The admission revealed the identity behind a big data breach.
Brooks Kraft LLC/Corbis via Getty Images

The NSA hasn't been having the best week when it comes to security, but it's getting at least some closure. A former employee, now known as Nghia Pho, has pleaded guilty to bringing home classified data that was later stolen in a hack linked to Russian intelligence. Pho is expected to face prison time when he's sentenced on April 6th, but prosecutors have capped the maximum penalty to 8 years (versus the typical 10) and are open to calls for a lighter sentence given the non-malicious nature of the case.

Pho took a mix of digital and physical info home between 2010 and 2015. According to New York Times sources, he was using it to rewrite his resume -- this was intentional, but not spiteful. The Russian hackers reportedly exploited the Kaspersky antivirus software on his PC to take data, but it's not clear that Kaspersky was aware of what happened. The company previously acknowledged that it briefly held some NSA data, but there's no word on whether or not it held that data.

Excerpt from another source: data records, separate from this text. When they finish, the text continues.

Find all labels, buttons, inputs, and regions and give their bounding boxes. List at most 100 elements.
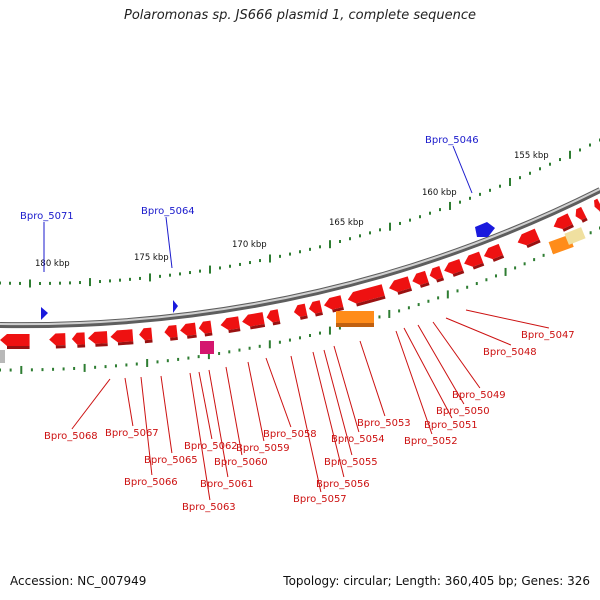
leader-line <box>465 309 550 329</box>
topology-text: Topology: circular; Length: 360,405 bp; … <box>283 574 590 588</box>
outer-tick <box>239 262 241 266</box>
label-bpro-5059[interactable]: Bpro_5059 <box>236 443 290 454</box>
outer-tick <box>29 279 31 288</box>
inner-tick <box>533 258 536 262</box>
gene-arrow[interactable] <box>71 332 86 348</box>
label-bpro-5067[interactable]: Bpro_5067 <box>105 428 159 439</box>
gene-arrow[interactable] <box>442 258 465 279</box>
inner-tick <box>62 367 65 371</box>
gene-arrow[interactable] <box>323 295 344 314</box>
outer-tick <box>69 281 71 285</box>
outer-tick <box>149 273 151 282</box>
gene-arrow[interactable] <box>308 300 323 317</box>
label-bpro-5047[interactable]: Bpro_5047 <box>521 330 575 341</box>
gene-arrow[interactable] <box>573 206 588 224</box>
label-bpro-5066[interactable]: Bpro_5066 <box>124 477 178 488</box>
outer-tick <box>359 234 361 238</box>
leader-line <box>124 377 134 427</box>
leader-line <box>247 361 265 442</box>
label-bpro-5049[interactable]: Bpro_5049 <box>452 390 506 401</box>
label-bpro-5055[interactable]: Bpro_5055 <box>324 457 378 468</box>
outer-tick <box>99 280 101 284</box>
label-bpro-5051[interactable]: Bpro_5051 <box>424 420 478 431</box>
label-bpro-5065[interactable]: Bpro_5065 <box>144 455 198 466</box>
label-bpro-5056[interactable]: Bpro_5056 <box>316 479 370 490</box>
gene-arrow[interactable] <box>482 243 505 265</box>
inner-tick <box>218 352 221 356</box>
label-bpro-5048[interactable]: Bpro_5048 <box>483 347 537 358</box>
leader-line <box>417 324 465 405</box>
label-bpro-5052[interactable]: Bpro_5052 <box>404 436 458 447</box>
gene-arrow[interactable] <box>515 228 541 251</box>
scale-label-160: 160 kbp <box>422 188 457 198</box>
reverse-strand-genes <box>0 198 600 349</box>
leader-line <box>359 340 386 417</box>
scale-label-175: 175 kbp <box>134 253 169 263</box>
outer-tick <box>179 272 181 276</box>
outer-tick <box>519 176 521 180</box>
outer-tick <box>319 245 321 249</box>
gene-arrow[interactable] <box>110 329 134 346</box>
gene-arrow[interactable] <box>220 316 241 334</box>
label-bpro-5046[interactable]: Bpro_5046 <box>425 135 479 146</box>
leader-line <box>140 376 153 476</box>
label-bpro-5050[interactable]: Bpro_5050 <box>436 406 490 417</box>
gene-bpro-5046-mark[interactable] <box>475 222 495 237</box>
outer-tick <box>559 158 561 162</box>
inner-tick <box>197 355 200 359</box>
gene-arrow[interactable] <box>164 324 178 341</box>
gene-bpro-5071-mark[interactable] <box>41 307 48 320</box>
gray-gene[interactable] <box>0 350 5 363</box>
gene-arrow[interactable] <box>49 333 66 349</box>
label-bpro-5071[interactable]: Bpro_5071 <box>20 211 74 222</box>
gene-arrow[interactable] <box>551 213 574 234</box>
gene-arrow[interactable] <box>411 270 430 290</box>
label-bpro-5053[interactable]: Bpro_5053 <box>357 418 411 429</box>
inner-tick <box>9 368 12 372</box>
gene-arrow[interactable] <box>139 327 153 344</box>
gene-arrow[interactable] <box>88 331 108 347</box>
orange-gene-a[interactable] <box>336 311 374 326</box>
magenta-gene[interactable] <box>200 341 214 354</box>
gene-arrow[interactable] <box>293 303 308 321</box>
gene-arrow[interactable] <box>387 276 413 297</box>
outer-tick <box>249 261 251 265</box>
label-bpro-5063[interactable]: Bpro_5063 <box>182 502 236 513</box>
outer-tick <box>439 208 441 212</box>
label-bpro-5057[interactable]: Bpro_5057 <box>293 494 347 505</box>
label-bpro-5054[interactable]: Bpro_5054 <box>331 434 385 445</box>
outer-tick <box>419 215 421 219</box>
special-genes <box>0 227 586 363</box>
pale-gene[interactable] <box>564 227 586 245</box>
inner-tick <box>523 262 526 266</box>
accession-text: Accession: NC_007949 <box>10 574 147 588</box>
label-bpro-5061[interactable]: Bpro_5061 <box>200 479 254 490</box>
label-bpro-5068[interactable]: Bpro_5068 <box>44 431 98 442</box>
inner-tick <box>398 309 401 313</box>
label-bpro-5058[interactable]: Bpro_5058 <box>263 429 317 440</box>
gene-arrow[interactable] <box>428 266 445 284</box>
outer-tick <box>39 281 41 285</box>
inner-tick <box>104 365 107 369</box>
gene-arrow[interactable] <box>265 309 281 326</box>
label-bpro-5064[interactable]: Bpro_5064 <box>141 206 195 217</box>
gene-bpro-5064-mark[interactable] <box>173 300 178 313</box>
outer-tick <box>539 167 541 171</box>
inner-tick <box>30 368 33 372</box>
gene-arrow[interactable] <box>592 198 600 215</box>
gene-arrow[interactable] <box>0 333 30 349</box>
label-bpro-5060[interactable]: Bpro_5060 <box>214 457 268 468</box>
gene-arrow[interactable] <box>179 322 197 340</box>
inner-tick <box>427 299 430 303</box>
inner-tick <box>485 278 488 282</box>
label-bpro-5062[interactable]: Bpro_5062 <box>184 441 238 452</box>
gene-arrow[interactable] <box>241 312 266 331</box>
gene-arrow[interactable] <box>462 251 485 272</box>
gene-arrow[interactable] <box>346 284 386 308</box>
outer-tick <box>159 274 161 278</box>
scale-label-180: 180 kbp <box>35 259 70 269</box>
leader-line <box>333 345 360 433</box>
inner-tick <box>494 274 497 278</box>
gene-arrow[interactable] <box>198 320 213 338</box>
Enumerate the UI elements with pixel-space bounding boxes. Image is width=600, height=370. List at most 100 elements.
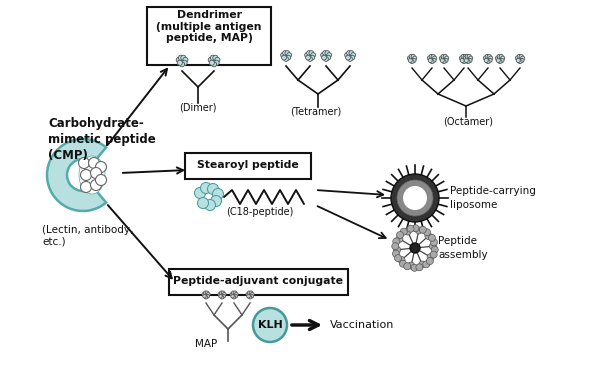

The plea is only going to help so much when the NSA has bigger fish to fry, such as the Shadow Brokers leaks (there's no indication that Pho is connected). It does show that the agency is racing to crack down on the multiple leaks it has suffered over recent months and years, however. The effort might also serve as a warning shot to NSA staff that may be tempted to leave with data, even if it's for innocuous reasons.